Over 270 appliances, including washing machines and baths, no longer empty their contents into the River Crane and its tributaries, thanks to 12 months of hard work by Thames Water and the Environment Agency.


Following extensive detective work at over 5,000 properties, across five west London boroughs, 13 outfalls, where surface water enters the river, have been significantly improved.  


This means that the dirty water is now correctly destined for foul sewer pipes and Thames Water’s local treatment works, instead of flowing into drains only meant for surface water and then out into local watercourses.


The Environment Agency suspected that properties had incorrectly connected their wastewater pipes (for dirty water from appliances like kitchen sinks, washing machines, baths and showers) into the surface water pipe network, prompting investigations by Thames Water across the boroughs of Hounslow, Hillingdon, Richmond, Harrow and Ealing.

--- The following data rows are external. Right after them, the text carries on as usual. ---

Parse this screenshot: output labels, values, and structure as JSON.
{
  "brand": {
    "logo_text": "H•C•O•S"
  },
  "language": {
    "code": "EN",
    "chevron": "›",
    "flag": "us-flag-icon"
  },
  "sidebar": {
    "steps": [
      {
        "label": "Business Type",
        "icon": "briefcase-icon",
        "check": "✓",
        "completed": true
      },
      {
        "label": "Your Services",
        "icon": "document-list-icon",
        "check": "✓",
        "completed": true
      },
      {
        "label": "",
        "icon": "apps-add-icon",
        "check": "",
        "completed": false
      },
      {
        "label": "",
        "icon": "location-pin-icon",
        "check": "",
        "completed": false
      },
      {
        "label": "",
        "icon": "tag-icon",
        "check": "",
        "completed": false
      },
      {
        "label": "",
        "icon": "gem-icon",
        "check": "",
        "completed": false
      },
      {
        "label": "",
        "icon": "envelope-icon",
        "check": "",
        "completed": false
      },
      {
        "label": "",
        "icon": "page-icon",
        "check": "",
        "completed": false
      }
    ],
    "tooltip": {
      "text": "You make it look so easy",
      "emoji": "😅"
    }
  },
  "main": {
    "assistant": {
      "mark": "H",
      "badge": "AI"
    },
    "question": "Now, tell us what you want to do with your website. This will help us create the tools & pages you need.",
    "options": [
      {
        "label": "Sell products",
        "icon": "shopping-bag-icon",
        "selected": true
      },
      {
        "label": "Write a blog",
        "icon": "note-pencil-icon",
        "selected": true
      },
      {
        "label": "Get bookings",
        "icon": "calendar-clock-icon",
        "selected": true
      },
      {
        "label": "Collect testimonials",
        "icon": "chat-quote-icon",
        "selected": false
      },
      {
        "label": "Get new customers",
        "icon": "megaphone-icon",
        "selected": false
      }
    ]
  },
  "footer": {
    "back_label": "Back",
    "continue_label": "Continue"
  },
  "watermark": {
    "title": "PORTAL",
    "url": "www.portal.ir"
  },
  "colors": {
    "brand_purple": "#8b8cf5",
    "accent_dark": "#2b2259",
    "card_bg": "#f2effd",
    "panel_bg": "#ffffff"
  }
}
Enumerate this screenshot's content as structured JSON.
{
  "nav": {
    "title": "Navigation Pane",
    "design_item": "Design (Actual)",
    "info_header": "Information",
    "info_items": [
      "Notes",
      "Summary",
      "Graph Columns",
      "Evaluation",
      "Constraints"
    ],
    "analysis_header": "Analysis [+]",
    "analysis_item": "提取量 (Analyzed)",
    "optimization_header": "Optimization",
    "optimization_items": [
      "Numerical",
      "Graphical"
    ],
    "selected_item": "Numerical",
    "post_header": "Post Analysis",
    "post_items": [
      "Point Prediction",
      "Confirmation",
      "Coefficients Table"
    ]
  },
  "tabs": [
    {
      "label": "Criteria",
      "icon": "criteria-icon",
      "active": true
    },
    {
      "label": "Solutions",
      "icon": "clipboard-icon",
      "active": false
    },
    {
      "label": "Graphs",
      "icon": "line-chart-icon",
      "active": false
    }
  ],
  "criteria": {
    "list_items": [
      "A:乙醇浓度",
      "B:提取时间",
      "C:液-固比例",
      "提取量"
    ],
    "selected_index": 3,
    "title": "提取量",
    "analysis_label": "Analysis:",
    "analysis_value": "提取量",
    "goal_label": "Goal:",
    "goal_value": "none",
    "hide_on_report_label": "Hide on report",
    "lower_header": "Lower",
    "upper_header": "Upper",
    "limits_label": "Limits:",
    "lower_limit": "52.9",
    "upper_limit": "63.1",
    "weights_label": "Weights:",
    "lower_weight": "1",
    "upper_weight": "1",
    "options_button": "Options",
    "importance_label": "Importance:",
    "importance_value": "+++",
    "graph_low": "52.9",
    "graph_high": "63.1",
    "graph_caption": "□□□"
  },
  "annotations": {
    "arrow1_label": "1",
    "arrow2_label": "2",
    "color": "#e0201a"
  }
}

By close of the investigation, the team had identified 271 misconnected appliances, ranging from baths, to dishwashers and washing machines.


Ruta Akelyte, from Thames Water’s environment team, said: “No one wants foul water from homes emptying directly into their local river, so it’s great that we’ve managed to improve the water quality in the River Crane.


“We’ve still got more to do though to trace more misconnections in our region. That’s why it’s really important that anyone having an extension built, or is carrying out plumbing work, employs a reputable plumber.”


Mark Craig, from the Environment Agency, said: “The Environment Agency is really pleased that Thames Water’s hard work has helped clean up this watercourse. Washing machines, showers and baths were regularly discharging into the River Crane and reducing the water quality.


“To ensure that this doesn’t happen again in the future we encourage homeowners to check that they are connected right – you can find information on how to do this on the ConnectRight website (”


Across the Thames Water region, plumbing mistakes can result in one in 10 households misconnecting waste appliances to the surface water system – the equivalent of over three Olympic-size swimming pools of wastewater wrongly entering the region’s rivers and tributaries every single day.


The Thames Water misconnections team work in close partnership with the Environment Agency to trace and reduce the number of misconnections, but it is predicted that there are at least another 60,000 misconnections still to be found.